Der Präsidenten soll bei einer Unterredung am 14. Februar den damaligen FBI-Direktor James Comey bedrängt haben,  die Untersuchungen gegen Ex-Sicherheitsberater Michael Flynn einzustellen. Comey hatte Details über das gespenstische Treffen in Memos festgehalten.

Es brodelt im Kongress – und auch Republikaner werden aktiv:

  • Der Vorsitzende des mächtigsten Komitees im Repräsentantenhaus, Jason Chaffetz, verlangte die Übergabe von Comeys hochbrisanten Aufzeichnungen.
  • Republikaner-Urgestein John McCain sah bei den Trump-Skandalen längst die „Ausmaße von Watergate“ erreicht.
  • Demokraten-Führer Chuck Schumer wurde dramatisch: „Unser Land steht vor einer einmaligen Bewährungsprobe – die Geschichte ist unser Zeuge“, donnerte er.

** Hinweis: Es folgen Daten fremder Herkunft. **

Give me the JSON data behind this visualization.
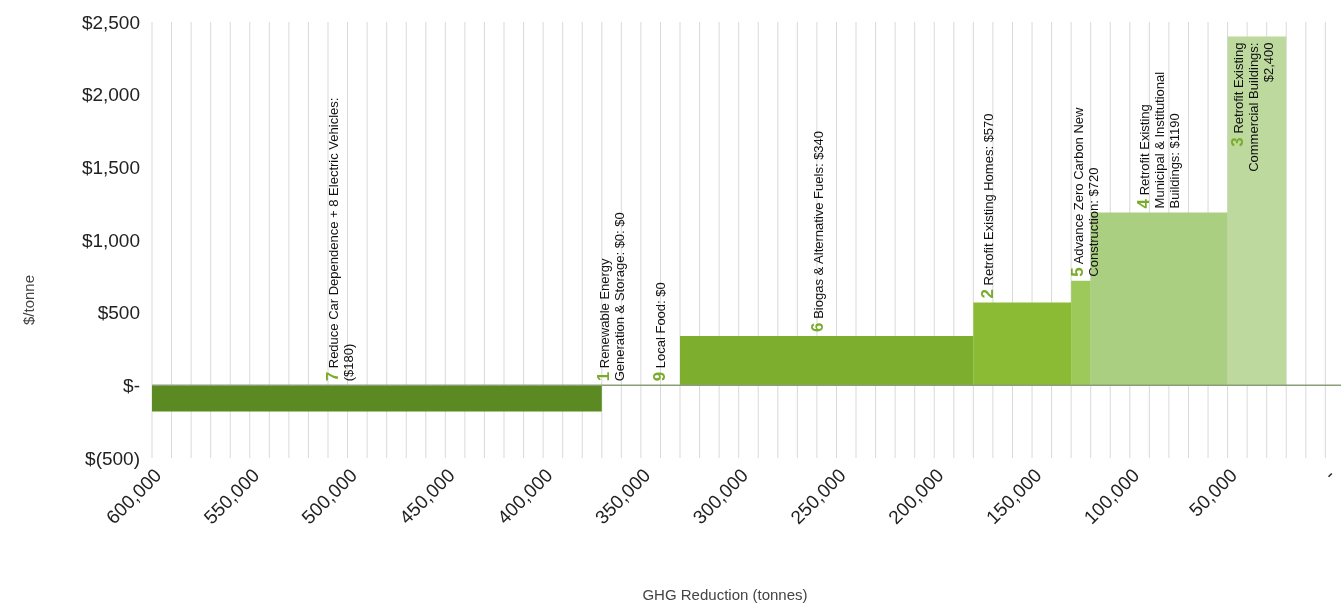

Das belagerte Weiße Haus dementierte die Enthüllungen vorerst. Doch Comey hatte alle Gespräche und Treffen mit Trump penibel dokumentiert: Denn der FBI-Chaf war sauer, da der Präsident versucht hätte, die Ermittlungen im Skandal „Kremlgate“ über Connections des Trump-Teams nach Russland abzuwürgen.

Trump warf den FBI-Chef in der Vorwoche raus – jetzt  könnte  ihm Comeys Rache das Amt kosten…

Wie hoch wären die Hürden bei einem Amtsenthebungsverfahren?

  • Der Präsident muss im Verdacht eines  Rechtsbruchs stehen.
  • Im Repräsentantenhaus ist eine einfach Mehrheit nötig: 23 Republikaner müssten mit den „Dems“ stimmen.
  • Im Senat muss eine Zweidrittelmehrheit erreicht werden: 19 Republikaner müssten überlaufen.